Baca Artikel Menarik Lainnya: Kosmetik Wajib Halal di 2026, Kenapa Penting?
Allah SWT berfirman dalam Al-Qur’an surah Al-Ma’idah ayat 87:
“Wahai orang-orang yang beriman, janganlah kalian mengharamkan hal-hal yang baik yang Allah telah halalkan untuk kalian.”
Selain itu, Rasulullah shalallahu alaihi wasallam juga bersabda:
“Barang siapa melakukan suatu amalan yang bukan ajaran kami, maka amalan tersebut tertolak.” (HR. Muslim)
Hadits ini menjadi peringatan bahwa ibadah dan bentuk pendekatan diri kepada Allah harus memiliki dasar yang jelas dalam syariat.

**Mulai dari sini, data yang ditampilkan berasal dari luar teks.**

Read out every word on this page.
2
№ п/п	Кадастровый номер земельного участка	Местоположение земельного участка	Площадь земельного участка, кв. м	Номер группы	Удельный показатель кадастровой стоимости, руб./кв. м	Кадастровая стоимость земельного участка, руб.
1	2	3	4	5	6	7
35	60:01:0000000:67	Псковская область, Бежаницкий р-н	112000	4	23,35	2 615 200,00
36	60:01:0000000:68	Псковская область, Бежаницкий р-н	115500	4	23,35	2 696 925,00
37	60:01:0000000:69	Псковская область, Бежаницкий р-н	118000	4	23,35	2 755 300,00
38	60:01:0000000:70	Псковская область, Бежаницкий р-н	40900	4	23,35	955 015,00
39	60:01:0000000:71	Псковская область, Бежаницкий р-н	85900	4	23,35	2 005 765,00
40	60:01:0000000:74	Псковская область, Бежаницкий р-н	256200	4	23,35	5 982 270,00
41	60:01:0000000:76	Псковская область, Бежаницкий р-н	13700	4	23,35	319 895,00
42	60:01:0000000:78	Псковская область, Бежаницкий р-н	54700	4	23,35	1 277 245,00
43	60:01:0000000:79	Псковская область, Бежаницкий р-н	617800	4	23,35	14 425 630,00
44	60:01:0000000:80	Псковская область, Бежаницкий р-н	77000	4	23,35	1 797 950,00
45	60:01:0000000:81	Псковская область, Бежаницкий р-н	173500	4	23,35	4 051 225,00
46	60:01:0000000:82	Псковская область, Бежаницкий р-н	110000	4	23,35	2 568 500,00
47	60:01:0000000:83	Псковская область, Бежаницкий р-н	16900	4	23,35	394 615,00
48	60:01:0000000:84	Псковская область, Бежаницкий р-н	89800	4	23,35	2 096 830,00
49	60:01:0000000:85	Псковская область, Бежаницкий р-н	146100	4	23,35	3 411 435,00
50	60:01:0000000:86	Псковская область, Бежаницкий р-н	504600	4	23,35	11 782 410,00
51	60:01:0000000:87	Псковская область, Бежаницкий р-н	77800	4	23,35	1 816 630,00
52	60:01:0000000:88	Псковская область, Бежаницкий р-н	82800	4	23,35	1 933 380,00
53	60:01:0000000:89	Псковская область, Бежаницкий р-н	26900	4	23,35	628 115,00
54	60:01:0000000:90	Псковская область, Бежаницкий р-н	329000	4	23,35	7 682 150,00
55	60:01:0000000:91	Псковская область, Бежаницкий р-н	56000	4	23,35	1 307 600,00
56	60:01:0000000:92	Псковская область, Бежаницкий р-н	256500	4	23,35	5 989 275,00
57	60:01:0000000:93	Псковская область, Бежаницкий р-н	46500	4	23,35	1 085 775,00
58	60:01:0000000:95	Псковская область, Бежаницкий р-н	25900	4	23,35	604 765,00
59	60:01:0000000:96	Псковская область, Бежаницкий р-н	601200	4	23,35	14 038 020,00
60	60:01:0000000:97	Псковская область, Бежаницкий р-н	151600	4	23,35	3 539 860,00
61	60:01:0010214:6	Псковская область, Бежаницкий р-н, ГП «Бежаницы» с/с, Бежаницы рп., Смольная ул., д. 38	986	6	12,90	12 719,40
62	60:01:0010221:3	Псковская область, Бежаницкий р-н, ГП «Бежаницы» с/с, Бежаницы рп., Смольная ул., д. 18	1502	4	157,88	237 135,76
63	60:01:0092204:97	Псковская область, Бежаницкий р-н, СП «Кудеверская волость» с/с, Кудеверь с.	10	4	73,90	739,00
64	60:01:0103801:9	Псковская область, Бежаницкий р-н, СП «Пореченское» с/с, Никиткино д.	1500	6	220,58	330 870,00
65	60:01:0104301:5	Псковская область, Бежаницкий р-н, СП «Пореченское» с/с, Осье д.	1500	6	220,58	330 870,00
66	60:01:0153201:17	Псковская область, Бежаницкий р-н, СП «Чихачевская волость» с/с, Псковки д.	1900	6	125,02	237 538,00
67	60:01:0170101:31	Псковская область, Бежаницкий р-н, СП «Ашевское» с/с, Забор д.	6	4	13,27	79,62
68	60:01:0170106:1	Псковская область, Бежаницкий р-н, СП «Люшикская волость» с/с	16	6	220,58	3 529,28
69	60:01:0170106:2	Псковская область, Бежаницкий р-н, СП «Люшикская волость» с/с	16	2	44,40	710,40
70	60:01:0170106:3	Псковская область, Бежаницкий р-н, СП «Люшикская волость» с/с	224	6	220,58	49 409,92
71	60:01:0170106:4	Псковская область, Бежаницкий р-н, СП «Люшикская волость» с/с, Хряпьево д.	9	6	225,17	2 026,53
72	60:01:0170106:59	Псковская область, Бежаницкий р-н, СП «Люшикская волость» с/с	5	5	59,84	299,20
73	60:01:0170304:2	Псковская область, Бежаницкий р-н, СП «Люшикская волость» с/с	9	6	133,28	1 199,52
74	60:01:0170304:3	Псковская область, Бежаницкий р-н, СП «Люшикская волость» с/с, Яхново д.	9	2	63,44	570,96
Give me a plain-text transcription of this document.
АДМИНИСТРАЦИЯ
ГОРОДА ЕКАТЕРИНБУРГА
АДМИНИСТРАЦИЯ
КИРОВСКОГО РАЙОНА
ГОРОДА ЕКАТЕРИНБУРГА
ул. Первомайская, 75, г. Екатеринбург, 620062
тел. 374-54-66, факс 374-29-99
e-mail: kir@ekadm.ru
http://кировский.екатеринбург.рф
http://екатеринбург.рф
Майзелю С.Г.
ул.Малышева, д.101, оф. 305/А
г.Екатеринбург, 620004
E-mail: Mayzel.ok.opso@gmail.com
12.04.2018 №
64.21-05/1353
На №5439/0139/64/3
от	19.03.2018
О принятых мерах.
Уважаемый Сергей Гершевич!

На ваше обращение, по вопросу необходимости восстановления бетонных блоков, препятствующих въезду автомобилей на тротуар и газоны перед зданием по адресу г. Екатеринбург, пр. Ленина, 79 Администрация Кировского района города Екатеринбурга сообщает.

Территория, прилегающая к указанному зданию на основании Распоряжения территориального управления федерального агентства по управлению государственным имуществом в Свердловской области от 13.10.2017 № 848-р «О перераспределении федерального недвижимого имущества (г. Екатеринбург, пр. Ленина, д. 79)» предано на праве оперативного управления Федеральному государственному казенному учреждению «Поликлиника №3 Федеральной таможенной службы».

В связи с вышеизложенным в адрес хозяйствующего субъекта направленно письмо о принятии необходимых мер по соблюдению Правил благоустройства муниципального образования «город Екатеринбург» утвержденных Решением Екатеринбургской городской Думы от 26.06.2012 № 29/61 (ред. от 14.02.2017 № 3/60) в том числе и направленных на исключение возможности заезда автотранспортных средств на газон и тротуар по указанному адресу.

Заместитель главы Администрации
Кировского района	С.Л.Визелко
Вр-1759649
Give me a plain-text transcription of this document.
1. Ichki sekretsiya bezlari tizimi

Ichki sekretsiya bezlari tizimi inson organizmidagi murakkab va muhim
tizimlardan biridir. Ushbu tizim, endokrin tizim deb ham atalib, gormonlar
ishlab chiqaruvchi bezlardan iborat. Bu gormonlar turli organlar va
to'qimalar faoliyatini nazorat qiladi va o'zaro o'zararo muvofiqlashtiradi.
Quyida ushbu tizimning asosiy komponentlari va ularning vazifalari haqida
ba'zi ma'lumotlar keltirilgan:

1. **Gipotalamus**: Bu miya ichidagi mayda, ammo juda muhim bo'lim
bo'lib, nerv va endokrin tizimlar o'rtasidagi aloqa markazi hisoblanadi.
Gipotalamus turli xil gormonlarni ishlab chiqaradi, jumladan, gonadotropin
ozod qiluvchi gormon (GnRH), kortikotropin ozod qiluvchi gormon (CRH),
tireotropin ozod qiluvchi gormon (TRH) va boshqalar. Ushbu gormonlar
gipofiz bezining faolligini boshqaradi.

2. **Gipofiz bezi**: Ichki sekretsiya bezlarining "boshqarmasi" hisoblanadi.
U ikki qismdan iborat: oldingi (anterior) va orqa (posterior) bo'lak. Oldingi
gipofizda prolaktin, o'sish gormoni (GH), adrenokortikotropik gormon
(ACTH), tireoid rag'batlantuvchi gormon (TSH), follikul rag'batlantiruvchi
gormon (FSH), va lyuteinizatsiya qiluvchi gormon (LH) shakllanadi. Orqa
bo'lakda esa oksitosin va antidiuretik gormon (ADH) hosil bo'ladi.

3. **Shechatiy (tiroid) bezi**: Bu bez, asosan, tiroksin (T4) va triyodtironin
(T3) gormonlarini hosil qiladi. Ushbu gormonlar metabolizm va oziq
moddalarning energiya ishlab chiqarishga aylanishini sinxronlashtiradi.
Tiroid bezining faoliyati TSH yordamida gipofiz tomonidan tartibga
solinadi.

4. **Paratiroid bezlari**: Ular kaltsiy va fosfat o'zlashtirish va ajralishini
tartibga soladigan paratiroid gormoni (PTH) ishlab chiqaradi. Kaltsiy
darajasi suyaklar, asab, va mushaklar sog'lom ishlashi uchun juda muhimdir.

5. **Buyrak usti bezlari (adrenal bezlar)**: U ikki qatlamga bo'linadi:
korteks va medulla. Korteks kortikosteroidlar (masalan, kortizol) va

Bahkan dalam sejarah Islam, Rasulullah SAW pernah meluruskan niat sebagian sahabat yang ingin membatasi diri secara berlebihan dalam beribadah, termasuk dengan berniat meninggalkan konsumsi daging. Pembatasan ini bukan karena kebutuhan kesehatan, melainkan karena anggapan bahwa menjauhi kenikmatan dunia akan membuat ibadah lebih utama.
Dalam sebuah hadits riwayat Bukhari dan Muslim, diceritakan bahwa sekelompok sahabat Nabi SAW mendatangi istri-istri beliau untuk menanyakan amalan Rasulullah yang tersembunyi. Setelah mendengarnya, sebagian dari mereka kemudian bertekad melakukan amalan tertentu secara berlebihan.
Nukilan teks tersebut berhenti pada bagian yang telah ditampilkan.